The central government has vowed to bring tap water to 80 percent of the rural population by 2020. Poverty relief, including water supply, will be a hot topic at China's annual "two sessions," the big political meetings bringing together the full assembly of legislators and advisors next month.

China's per capita water resources are just over a quarter of the global average. In rural areas, especially in the west of the country, hundreds of thousands of people are short of potable water.

The 4,000 villagers in Qinghe live one kilometer from their nearest well. Some buy expensive water from four private businessmen who own trucks to transport it in bulk from the well. Others build water cellars in their home.

Households that buy from the water trucks are paying about 70 yuan (US$10.70) a month for the service, according to Jia. This is roughly equivalent to the cost for a year's supply of tap water.

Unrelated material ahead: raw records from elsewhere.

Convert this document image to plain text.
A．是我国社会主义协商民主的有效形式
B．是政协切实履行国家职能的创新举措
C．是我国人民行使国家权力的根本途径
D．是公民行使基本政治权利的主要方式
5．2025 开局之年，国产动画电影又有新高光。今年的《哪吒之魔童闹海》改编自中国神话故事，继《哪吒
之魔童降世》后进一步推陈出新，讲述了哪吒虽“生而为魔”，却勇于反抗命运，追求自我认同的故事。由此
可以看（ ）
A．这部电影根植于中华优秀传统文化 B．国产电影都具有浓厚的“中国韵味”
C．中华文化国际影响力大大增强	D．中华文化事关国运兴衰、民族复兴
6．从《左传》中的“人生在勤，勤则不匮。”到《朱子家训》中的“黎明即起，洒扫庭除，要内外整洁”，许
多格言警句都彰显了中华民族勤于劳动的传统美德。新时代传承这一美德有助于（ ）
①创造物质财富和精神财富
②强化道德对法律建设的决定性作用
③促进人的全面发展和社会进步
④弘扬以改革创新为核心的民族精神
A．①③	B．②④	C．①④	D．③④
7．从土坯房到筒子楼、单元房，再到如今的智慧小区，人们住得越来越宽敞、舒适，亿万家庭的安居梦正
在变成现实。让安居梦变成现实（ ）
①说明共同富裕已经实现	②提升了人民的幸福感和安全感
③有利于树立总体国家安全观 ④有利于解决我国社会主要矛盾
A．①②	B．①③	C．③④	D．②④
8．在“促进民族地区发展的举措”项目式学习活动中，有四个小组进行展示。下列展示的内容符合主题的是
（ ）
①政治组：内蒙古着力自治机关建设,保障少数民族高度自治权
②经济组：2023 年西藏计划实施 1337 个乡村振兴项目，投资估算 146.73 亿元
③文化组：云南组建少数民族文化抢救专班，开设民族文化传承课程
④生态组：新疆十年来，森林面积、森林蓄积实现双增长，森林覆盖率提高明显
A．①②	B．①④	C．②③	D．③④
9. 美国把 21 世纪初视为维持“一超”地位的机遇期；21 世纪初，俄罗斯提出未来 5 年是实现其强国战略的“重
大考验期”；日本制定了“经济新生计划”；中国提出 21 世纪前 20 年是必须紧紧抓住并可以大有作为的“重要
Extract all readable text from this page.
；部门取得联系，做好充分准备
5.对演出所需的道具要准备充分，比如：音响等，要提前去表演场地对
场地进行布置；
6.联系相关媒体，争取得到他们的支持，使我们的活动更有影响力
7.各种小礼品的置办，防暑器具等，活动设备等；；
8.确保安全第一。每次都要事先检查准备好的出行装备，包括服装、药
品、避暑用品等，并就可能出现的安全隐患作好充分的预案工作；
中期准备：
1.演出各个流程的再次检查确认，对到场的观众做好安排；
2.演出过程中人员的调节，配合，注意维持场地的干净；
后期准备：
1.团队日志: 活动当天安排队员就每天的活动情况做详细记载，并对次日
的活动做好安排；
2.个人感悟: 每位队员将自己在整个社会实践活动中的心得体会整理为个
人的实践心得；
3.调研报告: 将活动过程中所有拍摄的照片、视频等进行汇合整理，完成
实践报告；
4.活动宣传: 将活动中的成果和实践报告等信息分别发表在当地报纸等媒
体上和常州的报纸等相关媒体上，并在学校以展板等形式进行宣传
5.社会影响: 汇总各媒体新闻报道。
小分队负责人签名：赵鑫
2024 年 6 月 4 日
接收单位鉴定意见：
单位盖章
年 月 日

Building a water cellar then costs another 1,000 to 2,000 yuan.

It's not surprising that villagers have learned to use water sparingly. "We wash the children first, before using the water to wash clothes," Jia said. "We do little rinsing, and avoid using washing machines."

Storage is another problem. After a while in the cellar, the water becomes unclean. Villagers add sodium bicarbonate to try to disinfect it.

Among the 116 million Chinese who have gained access to tap water over the past five years is Lin Lin, 38, from Hehua Village of Bijie City in Guizhou Province.

Since June, Hehua villagers have no longer had to walk long distances to fetch water. With no more pressure on Lin and his wife to stick around and help with this toil, the couple became migrant workers, earning more than 6,000 yuan a month.

"With the money, we renovated the house and installed a water heater," he said. "We can now take a shower whenever we want."

From 668 households in Hehua, at least 600 villagers have gone to work in cities, according to village head Lei Yingzhi. "Per capita income has more than doubled," he said.

Jia Sidan is excited about joining the ranks of those supplied with tap water. "We will no longer have to carry water in the freezing winter, our children will be able to take a shower every day in the summer!" he said.